Momentum in Charts
13 November 2023 By PDSNETWhen you throw a tennis ball high into the air, before it reaches its highest point, it begins to slow down – it loses upward momentum. The same principle applies in the progress of a chart.
When a new upward cycle commences, it usually comes after a protracted downward trend and initially there may be considerable buying energy. That energy manifests in the form of break-away gaps where the opening price of one day is noticeably above the previous day’s high creating a gap in the chart. The number and size of the gaps is an indication of how much buying enthusiasm remains in the market.
Of course, as the chart moves higher, there is less and less incentive to buy and more and more incentive to sell. After a time, as the bullish and bearish sentiment come more into balance, the gaps disappear and the rate at which the chart is climbing begins to slow noticeably. In other words, it loses upward momentum. This is usually a sign that the cycle is nearing its end.
The trend flattens out and then turns down, but if you are alert and notice declining momentum you can generally anticipate the downturn before it arrives. Indeed, momentum is the only technical indicator that can give an early warning of the top of a cycle.
Consider the following chart of the S&P500 index from Wall Street over the past four months:
The chart shows the anatomy of the downtrend so far and highlights the exhaustion gaps and break-away gaps. An exhaustion gap is the opposite of a break-away gap and occurs when bullish investors disappear completely and the chart gaps down to a new low level.
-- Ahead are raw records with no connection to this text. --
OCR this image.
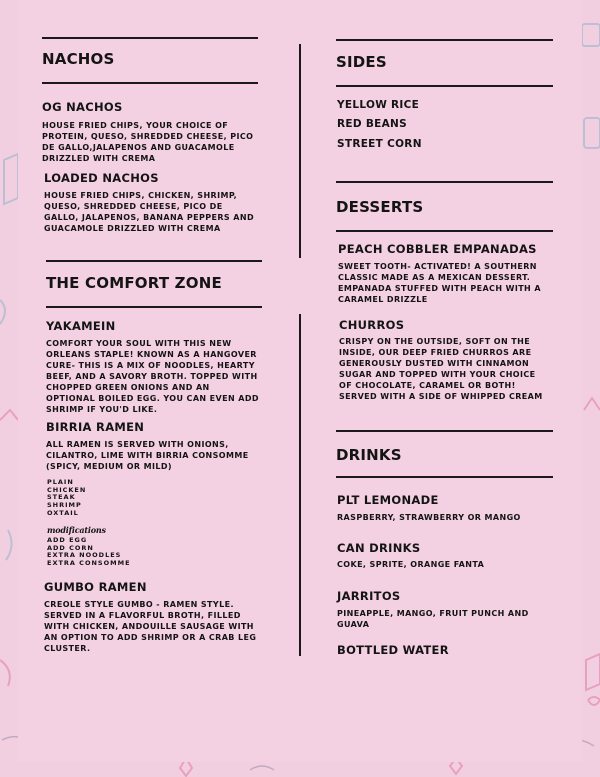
NACHOS
OG NACHOS

HOUSE FRIED CHIPS, YOUR CHOICE OF PROTEIN, QUESO, SHREDDED CHEESE, PICO DE GALLO,JALAPENOS AND GUACAMOLE DRIZZLED WITH CREMA

LOADED NACHOS

HOUSE FRIED CHIPS, CHICKEN, SHRIMP, QUESO, SHREDDED CHEESE, PICO DE GALLO, JALAPENOS, BANANA PEPPERS AND GUACAMOLE DRIZZLED WITH CREMA

THE COMFORT ZONE
YAKAMEIN

COMFORT YOUR SOUL WITH THIS NEW ORLEANS STAPLE! KNOWN AS A HANGOVER CURE- THIS IS A MIX OF NOODLES, HEARTY BEEF, AND A SAVORY BROTH. TOPPED WITH CHOPPED GREEN ONIONS AND AN OPTIONAL BOILED EGG. YOU CAN EVEN ADD SHRIMP IF YOU'D LIKE.

BIRRIA RAMEN

ALL RAMEN IS SERVED WITH ONIONS, CILANTRO, LIME WITH BIRRIA CONSOMME (SPICY, MEDIUM OR MILD)

PLAIN
CHICKEN
STEAK
SHRIMP
OXTAIL
modifications
ADD EGG
ADD CORN
EXTRA NOODLES
EXTRA CONSOMME
GUMBO RAMEN

CREOLE STYLE GUMBO - RAMEN STYLE. SERVED IN A FLAVORFUL BROTH, FILLED WITH CHICKEN, ANDOUILLE SAUSAGE WITH AN OPTION TO ADD SHRIMP OR A CRAB LEG CLUSTER.

SIDES
YELLOW RICE
RED BEANS
STREET CORN
DESSERTS
PEACH COBBLER EMPANADAS

SWEET TOOTH- ACTIVATED! A SOUTHERN CLASSIC MADE AS A MEXICAN DESSERT. EMPANADA STUFFED WITH PEACH WITH A CARAMEL DRIZZLE

CHURROS

CRISPY ON THE OUTSIDE, SOFT ON THE INSIDE, OUR DEEP FRIED CHURROS ARE GENEROUSLY DUSTED WITH CINNAMON SUGAR AND TOPPED WITH YOUR CHOICE OF CHOCOLATE, CARAMEL OR BOTH! SERVED WITH A SIDE OF WHIPPED CREAM

DRINKS
PLT LEMONADE

RASPBERRY, STRAWBERRY OR MANGO

CAN DRINKS

COKE, SPRITE, ORANGE FANTA

JARRITOS

PINEAPPLE, MANGO, FRUIT PUNCH AND GUAVA

BOTTLED WATER
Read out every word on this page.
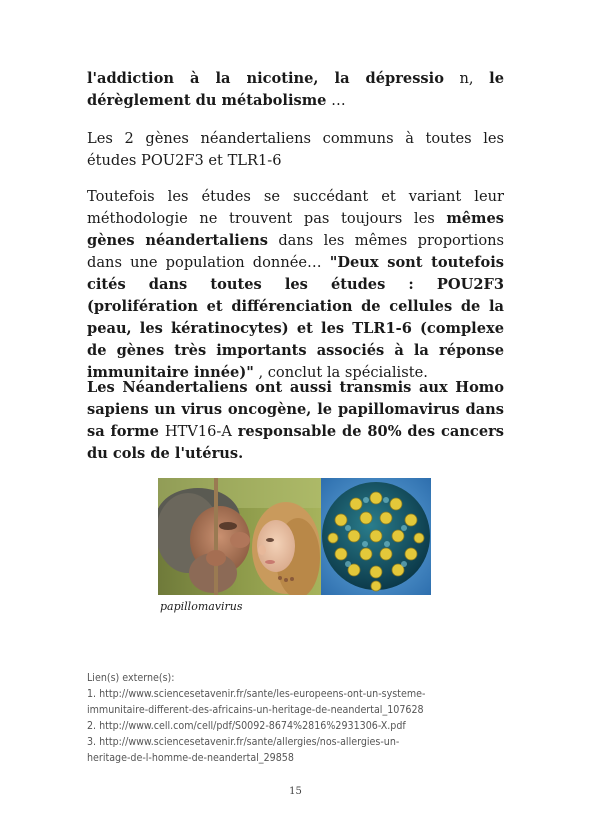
l'addiction à la nicotine, la dépressio n, le dérèglement du métabolisme …

Les 2 gènes néandertaliens communs à toutes les études POU2F3 et TLR1-6

Toutefois les études se succédant et variant leur méthodologie ne trouvent pas toujours les mêmes gènes néandertaliens dans les mêmes proportions dans une population donnée… "Deux sont toutefois cités dans toutes les études : POU2F3 (prolifération et différenciation de cellules de la peau, les kératinocytes) et les TLR1-6 (complexe de gènes très importants associés à la réponse immunitaire innée)" , conclut la spécialiste.

Les Néandertaliens ont aussi transmis aux Homo sapiens un virus oncogène, le papillomavirus dans sa forme HTV16-A responsable de 80% des cancers du cols de l'utérus.

papillomavirus

Lien(s) externe(s):
1. http://www.sciencesetavenir.fr/sante/les-europeens-ont-un-systeme-
immunitaire-different-des-africains-un-heritage-de-neandertal_107628
2. http://www.cell.com/cell/pdf/S0092-8674%2816%2931306-X.pdf
3. http://www.sciencesetavenir.fr/sante/allergies/nos-allergies-un-
heritage-de-l-homme-de-neandertal_29858
15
The chart also shows the place at the top of the recent cycle where the S&P lost momentum. You can see clearly how the upward trend slowed down between 10th and 17th October (horizontal red line) – a clear indication of the coming downward trend.
One of the primary drivers of the current upward move on Wall Street has been the strong performance of Microsoft (MSFT). This company has a market capitalization of almost $3 trillion and accounts for about 2,5% of the S&P500 index, making it the most valuable company on Wall Street. Last week alone it rose 7% on the back of its increasingly dominant position in the development of artificial intelligence (AI). The share gained strongly following the release of its first-quarter earnings reported on 24th October 2023 which was ahead of estimates on the top and bottom lines and posted strong growth in its Azure cloud infrastructure division. It outperformed other cloud and AI competitors like Alphabet and Amazon.
Microsoft and other tech companies drove the 1,56% jump in the S&P last Friday. AI is expected to improve the profitability, not just of tech companies but of all companies as they implement this new efficiency and gain productivity as a result.